Republicans don't like Dodd-Frank, but what would happen to financial reform if they were in the driver's seat? Mitt Romney has vowed to repeal it, but many of the law's biggest critics doubt that will happen, even under a GOP Congress and administration. What's more, Republicans suggest there are other reforms they'd like to see to the financial system.
Romney, for instance, supports more transparency, strong capital requirements and reforms "to address new forms of complex financial transactions," as he explains in his 59-point economic plan. The GOP platform similarly declares that "the public must never again be left holding the bag for Wall Street giants," affirming the necessity of ending "Too Big to Fail."
So what would a GOP version of financial reform look like? Earlier this summer, I talked to conservative policy wonks and former bank regulators who want an alternative version of Wall Street reform and don't expect full repeal of Dodd-Frank to be the answer.

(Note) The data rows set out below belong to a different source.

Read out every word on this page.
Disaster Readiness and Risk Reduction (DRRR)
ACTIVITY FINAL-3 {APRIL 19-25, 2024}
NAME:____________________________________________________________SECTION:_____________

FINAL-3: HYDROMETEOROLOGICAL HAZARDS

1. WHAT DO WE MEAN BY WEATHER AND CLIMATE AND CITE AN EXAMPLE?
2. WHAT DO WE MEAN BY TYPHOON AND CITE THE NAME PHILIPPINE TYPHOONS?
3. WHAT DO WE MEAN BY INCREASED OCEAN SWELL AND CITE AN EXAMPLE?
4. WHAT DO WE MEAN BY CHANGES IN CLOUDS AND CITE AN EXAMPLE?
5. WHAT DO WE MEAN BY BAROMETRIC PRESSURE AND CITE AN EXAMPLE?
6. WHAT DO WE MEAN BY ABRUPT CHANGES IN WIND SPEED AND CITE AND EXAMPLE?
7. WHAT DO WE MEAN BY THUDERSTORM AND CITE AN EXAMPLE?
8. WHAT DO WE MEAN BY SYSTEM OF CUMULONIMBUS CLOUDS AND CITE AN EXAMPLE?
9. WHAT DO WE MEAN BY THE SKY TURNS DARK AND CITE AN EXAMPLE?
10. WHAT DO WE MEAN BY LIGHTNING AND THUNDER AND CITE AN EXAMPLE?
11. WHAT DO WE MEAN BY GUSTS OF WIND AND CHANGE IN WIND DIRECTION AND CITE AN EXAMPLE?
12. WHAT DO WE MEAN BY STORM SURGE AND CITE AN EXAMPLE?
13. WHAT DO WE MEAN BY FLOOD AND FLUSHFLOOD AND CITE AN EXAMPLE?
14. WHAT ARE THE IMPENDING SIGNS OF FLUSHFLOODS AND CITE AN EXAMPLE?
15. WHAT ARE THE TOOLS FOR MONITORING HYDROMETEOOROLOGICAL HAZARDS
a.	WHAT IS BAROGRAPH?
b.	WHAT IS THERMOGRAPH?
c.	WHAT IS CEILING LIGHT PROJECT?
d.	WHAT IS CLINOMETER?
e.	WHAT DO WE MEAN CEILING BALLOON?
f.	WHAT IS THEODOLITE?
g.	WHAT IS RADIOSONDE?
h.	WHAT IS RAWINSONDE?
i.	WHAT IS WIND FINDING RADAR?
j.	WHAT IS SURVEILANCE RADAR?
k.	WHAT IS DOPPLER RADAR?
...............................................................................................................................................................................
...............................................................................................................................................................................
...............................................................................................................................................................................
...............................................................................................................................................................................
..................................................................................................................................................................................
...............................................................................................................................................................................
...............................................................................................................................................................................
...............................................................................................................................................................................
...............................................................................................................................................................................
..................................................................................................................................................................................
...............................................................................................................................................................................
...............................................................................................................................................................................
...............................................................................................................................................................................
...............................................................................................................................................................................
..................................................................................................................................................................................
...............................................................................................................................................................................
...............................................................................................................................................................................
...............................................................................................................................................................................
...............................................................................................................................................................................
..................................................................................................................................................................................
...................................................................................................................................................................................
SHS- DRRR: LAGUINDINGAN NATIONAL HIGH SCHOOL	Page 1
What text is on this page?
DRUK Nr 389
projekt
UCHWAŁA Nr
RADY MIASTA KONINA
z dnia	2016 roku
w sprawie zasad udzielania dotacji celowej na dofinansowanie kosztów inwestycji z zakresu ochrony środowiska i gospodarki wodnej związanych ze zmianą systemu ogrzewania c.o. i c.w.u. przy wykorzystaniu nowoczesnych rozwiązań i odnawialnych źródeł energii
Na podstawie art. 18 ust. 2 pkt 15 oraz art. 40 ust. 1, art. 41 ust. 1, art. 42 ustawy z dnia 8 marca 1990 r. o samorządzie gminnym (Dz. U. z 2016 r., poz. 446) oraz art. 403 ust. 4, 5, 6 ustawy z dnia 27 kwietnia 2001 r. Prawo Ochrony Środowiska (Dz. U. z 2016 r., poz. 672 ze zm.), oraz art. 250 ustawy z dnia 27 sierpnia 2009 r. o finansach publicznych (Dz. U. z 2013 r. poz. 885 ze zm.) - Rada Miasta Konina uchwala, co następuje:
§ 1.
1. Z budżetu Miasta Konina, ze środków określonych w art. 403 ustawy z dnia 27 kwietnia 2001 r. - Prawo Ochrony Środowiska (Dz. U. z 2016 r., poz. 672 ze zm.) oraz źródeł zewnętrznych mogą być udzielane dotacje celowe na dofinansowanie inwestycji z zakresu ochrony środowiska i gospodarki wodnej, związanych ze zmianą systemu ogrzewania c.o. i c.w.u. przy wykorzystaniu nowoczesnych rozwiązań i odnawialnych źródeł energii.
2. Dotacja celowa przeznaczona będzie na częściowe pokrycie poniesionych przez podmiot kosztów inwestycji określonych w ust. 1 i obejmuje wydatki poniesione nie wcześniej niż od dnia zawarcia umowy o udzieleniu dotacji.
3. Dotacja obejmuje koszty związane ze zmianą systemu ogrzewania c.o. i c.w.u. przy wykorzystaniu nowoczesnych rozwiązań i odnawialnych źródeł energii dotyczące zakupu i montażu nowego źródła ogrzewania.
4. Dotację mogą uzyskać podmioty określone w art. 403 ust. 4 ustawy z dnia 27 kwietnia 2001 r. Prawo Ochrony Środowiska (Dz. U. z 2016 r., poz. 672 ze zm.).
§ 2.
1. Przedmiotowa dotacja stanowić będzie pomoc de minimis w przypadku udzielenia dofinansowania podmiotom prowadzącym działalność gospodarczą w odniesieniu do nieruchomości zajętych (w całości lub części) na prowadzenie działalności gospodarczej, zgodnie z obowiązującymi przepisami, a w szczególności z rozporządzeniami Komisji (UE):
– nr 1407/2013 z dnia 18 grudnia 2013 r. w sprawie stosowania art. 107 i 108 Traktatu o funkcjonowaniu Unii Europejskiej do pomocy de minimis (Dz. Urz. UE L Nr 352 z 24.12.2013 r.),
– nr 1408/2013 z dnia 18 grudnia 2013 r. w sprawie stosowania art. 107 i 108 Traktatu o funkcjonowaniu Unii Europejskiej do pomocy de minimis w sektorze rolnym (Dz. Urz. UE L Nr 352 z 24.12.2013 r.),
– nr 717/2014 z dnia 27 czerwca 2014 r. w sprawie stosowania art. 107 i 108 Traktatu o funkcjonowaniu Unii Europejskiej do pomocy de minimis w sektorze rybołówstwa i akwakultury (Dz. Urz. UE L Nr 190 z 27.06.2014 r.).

Here are three of their ideas:
1) Bankruptcy reform could be passed to combat “Too Big to Fail”: First and foremost, conservative policy experts believe it’s necessary to take further action to prevent future bank bailouts and many believe that the government could do more on “Too Big to Fail.” One proposal that’s attracting interest in conservative circles is reforming the bankruptcy code, allowing failing banks to go bankrupt in a more orderly fashion without disrupting the entire financial system in the process.
“Creating a path for failure is at the core of the solution to what happened in 2008,” says James Gattusso, a senior research fellow at the Heritage Foundation. Dodd-Frank attempts to get at the same problem through what’s known as “orderly liquidation”: Big banks must now give the FDIC a credible plan for how they’d unwind themselves on their own if they were failing, and the government may force the firms to restructure if they can foresee too much risk—and potential bailouts—in store.
But conservatives believe Dodd-Frank’s approach is ineffective and makes it too easy to put private assets under the auspices of the government. Paul Ryan, for one, has singled out the orderly liquidation rules for repeal. By contrast, supporters of a revised bankruptcy code say their approach “is more predictable and relies on rule of law rather than government officials,” says John Taylor, a former Bush Treasury official and fellow at the Hoover Institution.
2) Obama’s consumer watchdog could be reined in: The Consumer Financial Protection Bureau is one of the few specific policies that Romney has singled out for criticism on the trail, promising it will be closed as part of repeal Dodd-Frank. The conservative policy world is also quite critical of the watchdog, but they there are more incremental changes they'd like to see.
They want to subject the CFPB to greater external oversight, primarily by shifting the source of its funding from the Federal Reserve to Congressional appropriations, as the House GOP has demanded. There’s also interest in restricting the bureau’s authority to regulate what it determines to be “abusive practices.” In sum, “its powers need to be reviewed—they’re so vague, ambiguous and amorphous,” says Gattusso. “They’re not accountable to the executive branch or Congress.”
In fact, some on the right have been willing to defend the CFPB's existence. In the lead-up to the 2008 crisis, for example, mortgage servicers and other firms that weren’t banks largely escaped federal scrutiny, and the CFPB is meant to make oversight more all-encompassing. “There were different rules for different parts of the system,” explains John Dugan, former Comptroller of the Currency appointed by Bush, who believes that it’s appropriate for the CFPB to retain its rule-writing authority and oversight of non-banks.
3) Reforms considered “extraneous” to the 2008 financial crisis could be repealed: Overall, there seems to be a general consensus on the right that Washington needs to do something to prevent another financial crisis that entails massive taxpayer bailouts. “Reforms are necessary—the financial crisis showed us that. Too Big To Fail needs to be dealt with,” says Gattusso.
To that end, however, they argue that reforms that have nothing to do with the root causes of the meltdown should be repealed. “There are a lot of extraneous parts of Dodd-Frank that had nothing to do with the financial crisis,” adds Gattusso. He singles out the Durbin amendment, for instance, which caps the debit-card fees that banks are allowed to charge consumers. “That is simply an attempt at price control that’s not working anyway.”